“Tempo é vida”. Para milhares de pessoas essa expressão tem uma importância a mais além da força de sua concepção. Concluída em outubro, a campanha para doação de órgãos que adotou esse slogan desde 2006 não passa, ela é permanente. Apesar de registrar um aumento de 300% nas doações de rins e córneas em relação a 2006, a Central de Notificação, Captação e Distribuição de Órgãos de Alagoas que existe desde 1997, passa por dificuldades nos diversos processos que envolvem um transplante.
Um relatório elaborado pela equipe de assistentes sociais da CNCDO-AL, traça entre os anos de 1997 e 2007 um perfil dos doadores alagoanos. Foi constatado que os homens são a maioria, representando 73%. Uma informação importante diz respeito a doadores em potencial e os motivos de sua morte. Armas de fogo e acidentes de transito representam maioria das mortes por traumatismo craniano. Os tipos de óbitos por causas desconhecidas estão em segundo e as paradas respiratórias em terceiro. Quando é constatada uma morte cerebral nos hospitais, a equipe da Central começa uma corrida contra o tempo na tentativa de sensibilizar os parentes da vítima a doarem os órgãos para que eles passem a funcionar no corpo de quem ainda vive.
Atualmente, o Sistema Nacional de Transplantes tem aproximadamente 70 mil brasileiros aguardando a chance de prolongar e melhorar seus dias depois de um transplante. As cidades de Roraima e Tocantins não contam com CNCDO e o Amapá não possui hospitais credenciados para as cirurgias. Os transplantes no Brasil são feitos pelo SUS, que paga todo o procedimento e tratamento.
O maior problema para conseguir doadores está desde os primeiros atendimentos aos pacientes internados nos hospitais e pronto-atendimentos, até a papelada que a família preenche para oficializar o processo. A atendente da equipe diz que há negligência em alguns hospitais que não contatam a Central para que haja a captação a tempo. O presidente da Associação dos Renais de Alagoas, José Wilton, fala sobre quantidade de reclamações dos parentes com relação ao socorro e ao tratamento médico deficiente oferecido as vítimas, que segundo ele são enormes. Por conta disso muitas pessoas se recusam a colaborar. Os dois representantes das entidades disseram já ouvir famílias declararem que só começam a ser bem tratadas depois que o paciente morre. A prova consta no Perfil, 69% do não aproveitamento de órgãos aconteceram por negação dos familiares.
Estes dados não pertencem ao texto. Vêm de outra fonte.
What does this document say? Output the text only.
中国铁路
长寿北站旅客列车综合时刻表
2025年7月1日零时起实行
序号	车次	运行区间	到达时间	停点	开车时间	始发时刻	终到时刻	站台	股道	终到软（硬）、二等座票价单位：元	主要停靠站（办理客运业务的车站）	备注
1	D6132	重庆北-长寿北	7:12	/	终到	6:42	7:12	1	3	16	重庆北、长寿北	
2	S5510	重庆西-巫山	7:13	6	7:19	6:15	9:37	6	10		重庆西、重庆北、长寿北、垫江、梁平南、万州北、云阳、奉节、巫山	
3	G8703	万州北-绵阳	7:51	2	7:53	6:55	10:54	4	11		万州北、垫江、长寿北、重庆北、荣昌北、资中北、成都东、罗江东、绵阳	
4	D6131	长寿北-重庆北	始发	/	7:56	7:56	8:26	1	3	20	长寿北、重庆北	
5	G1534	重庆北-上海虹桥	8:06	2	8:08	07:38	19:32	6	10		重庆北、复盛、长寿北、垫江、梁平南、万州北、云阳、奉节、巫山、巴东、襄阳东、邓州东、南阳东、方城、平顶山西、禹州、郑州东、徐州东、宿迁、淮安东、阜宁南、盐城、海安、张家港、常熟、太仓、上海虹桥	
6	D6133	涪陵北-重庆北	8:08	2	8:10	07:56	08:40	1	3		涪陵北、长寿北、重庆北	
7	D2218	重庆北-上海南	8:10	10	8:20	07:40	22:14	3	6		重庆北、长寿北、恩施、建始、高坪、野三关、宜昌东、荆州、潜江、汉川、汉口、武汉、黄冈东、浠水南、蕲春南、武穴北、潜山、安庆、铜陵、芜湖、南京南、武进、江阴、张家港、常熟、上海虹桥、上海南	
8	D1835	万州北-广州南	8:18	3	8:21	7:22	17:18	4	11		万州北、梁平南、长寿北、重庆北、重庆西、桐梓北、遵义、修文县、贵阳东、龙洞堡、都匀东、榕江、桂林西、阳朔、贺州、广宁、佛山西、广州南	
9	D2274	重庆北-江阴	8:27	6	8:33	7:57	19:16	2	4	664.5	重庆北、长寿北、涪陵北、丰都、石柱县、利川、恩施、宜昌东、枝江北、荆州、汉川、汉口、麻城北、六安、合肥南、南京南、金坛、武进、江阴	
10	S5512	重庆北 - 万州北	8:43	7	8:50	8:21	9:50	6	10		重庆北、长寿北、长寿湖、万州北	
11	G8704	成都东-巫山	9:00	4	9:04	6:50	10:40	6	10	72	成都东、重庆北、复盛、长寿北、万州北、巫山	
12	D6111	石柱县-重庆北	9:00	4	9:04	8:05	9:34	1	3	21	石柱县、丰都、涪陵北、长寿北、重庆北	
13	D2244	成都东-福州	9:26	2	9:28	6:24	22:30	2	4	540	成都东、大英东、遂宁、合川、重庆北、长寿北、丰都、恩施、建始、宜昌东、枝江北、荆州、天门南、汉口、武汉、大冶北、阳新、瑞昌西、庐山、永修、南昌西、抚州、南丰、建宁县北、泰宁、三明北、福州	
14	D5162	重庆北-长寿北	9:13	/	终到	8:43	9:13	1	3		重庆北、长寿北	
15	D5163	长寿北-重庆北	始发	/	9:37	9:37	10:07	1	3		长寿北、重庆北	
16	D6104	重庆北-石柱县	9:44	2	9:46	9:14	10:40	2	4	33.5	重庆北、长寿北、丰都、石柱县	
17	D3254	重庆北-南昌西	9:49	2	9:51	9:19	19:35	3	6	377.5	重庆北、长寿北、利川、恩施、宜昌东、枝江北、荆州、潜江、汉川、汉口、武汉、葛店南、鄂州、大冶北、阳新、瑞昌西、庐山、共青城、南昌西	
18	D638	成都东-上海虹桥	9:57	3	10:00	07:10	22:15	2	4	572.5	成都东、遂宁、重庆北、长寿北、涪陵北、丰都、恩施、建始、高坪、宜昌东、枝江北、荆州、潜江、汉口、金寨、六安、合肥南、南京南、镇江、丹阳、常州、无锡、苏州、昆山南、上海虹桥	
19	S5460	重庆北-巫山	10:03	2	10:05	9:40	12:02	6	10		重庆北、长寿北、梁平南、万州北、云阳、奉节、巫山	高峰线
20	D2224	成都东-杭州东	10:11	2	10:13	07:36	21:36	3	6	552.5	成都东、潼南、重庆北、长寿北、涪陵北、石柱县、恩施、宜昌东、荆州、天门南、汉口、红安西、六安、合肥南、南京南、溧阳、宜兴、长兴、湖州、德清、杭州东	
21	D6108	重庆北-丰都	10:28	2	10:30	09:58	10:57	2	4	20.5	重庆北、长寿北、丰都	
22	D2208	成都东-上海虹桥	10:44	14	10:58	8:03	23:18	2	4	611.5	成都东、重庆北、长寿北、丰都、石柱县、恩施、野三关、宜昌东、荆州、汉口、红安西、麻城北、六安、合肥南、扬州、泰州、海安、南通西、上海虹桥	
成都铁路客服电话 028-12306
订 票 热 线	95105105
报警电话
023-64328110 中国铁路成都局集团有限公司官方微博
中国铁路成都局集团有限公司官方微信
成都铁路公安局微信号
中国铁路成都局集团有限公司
Para a equipe da Central de Órgãos a situação é mais complicada porque sua atuação só acontece depois do parecer que tira as esperanças de sobrevivência do individuo. Outra informação transmitida por José Wilton é a de que não há campanha para arrecadação de doadores cadáveres. Os números referentes a essa modalidade de doador apontam que a quantidade de órgãos arrecadados desse grupo é quase cinco vezes maior do que os que apresentavam morte por parada cárdio-respiratória, encefálica ou por acidente vascular cerebral.
Assistência questionada – Mesmo com essas dificuldades o aumento nos números de órgãos doados significa um avanço, a conscientização da população aos poucos está acontecendo. Para quem ainda espera pelo transplante, o tratamento para manter-se vivo nas condições mínimas é sempre árduo. Em Maceió quem precisa de diálise procura os hospitais Sanatório, Santa Casa, Açúcar, Universitário, Ortopédico e algumas clínicas credenciadas. Nessas unidades as reclamações com relação ao atendimento e estrutura destinados para pacientes do SUS são graves, resultando em denúncias enviadas aos Ministérios Públicos, Conselhos de Saúde, Associação dos Renais e sindicatos, além do próprio Estado que admite a falta de recursos para equipar e manter os locais de atendimento. Um triste dado relatado por José Wilton é de que a cada dez pacientes que esperam pelo órgão, oito não resistem. Há 596 pessoas na fila para receber um rim e uma quantidade que representa metade dessa demanda tentando entrar na lista, ou seja, doentes ainda sem tratamento.
Em Alagoas só são realizados transplantes de rins, córnea e coração. Este último possui referência nacional e está comemorando 20 anos de cirurgias bem sucedidas. Há algumas exceções para fila de espera. Pacientes cadastrados que estejam em situação crítica passam à frente de outros com casos controlados. Estando em qualquer lugar do País ou em uma cidade diferente à do órgão doado, ele tem a chance de salvar-se. Ao todo já foram feitas cerca de 410 operações no Estado. Só o número de pessoas em Alagoas esperando por uma oportunidade nessas três especialidades passa de 1 mil. Na última semana de outubro mais uma vida foi prolongada. O comerciário João Batista de Brito de 62 anos foi submetido a um transplante de coração realizado na Santa Casa. A equipe comemorou a cirurgia, um procedimento cardíaco que não acontecia no Estado há três anos.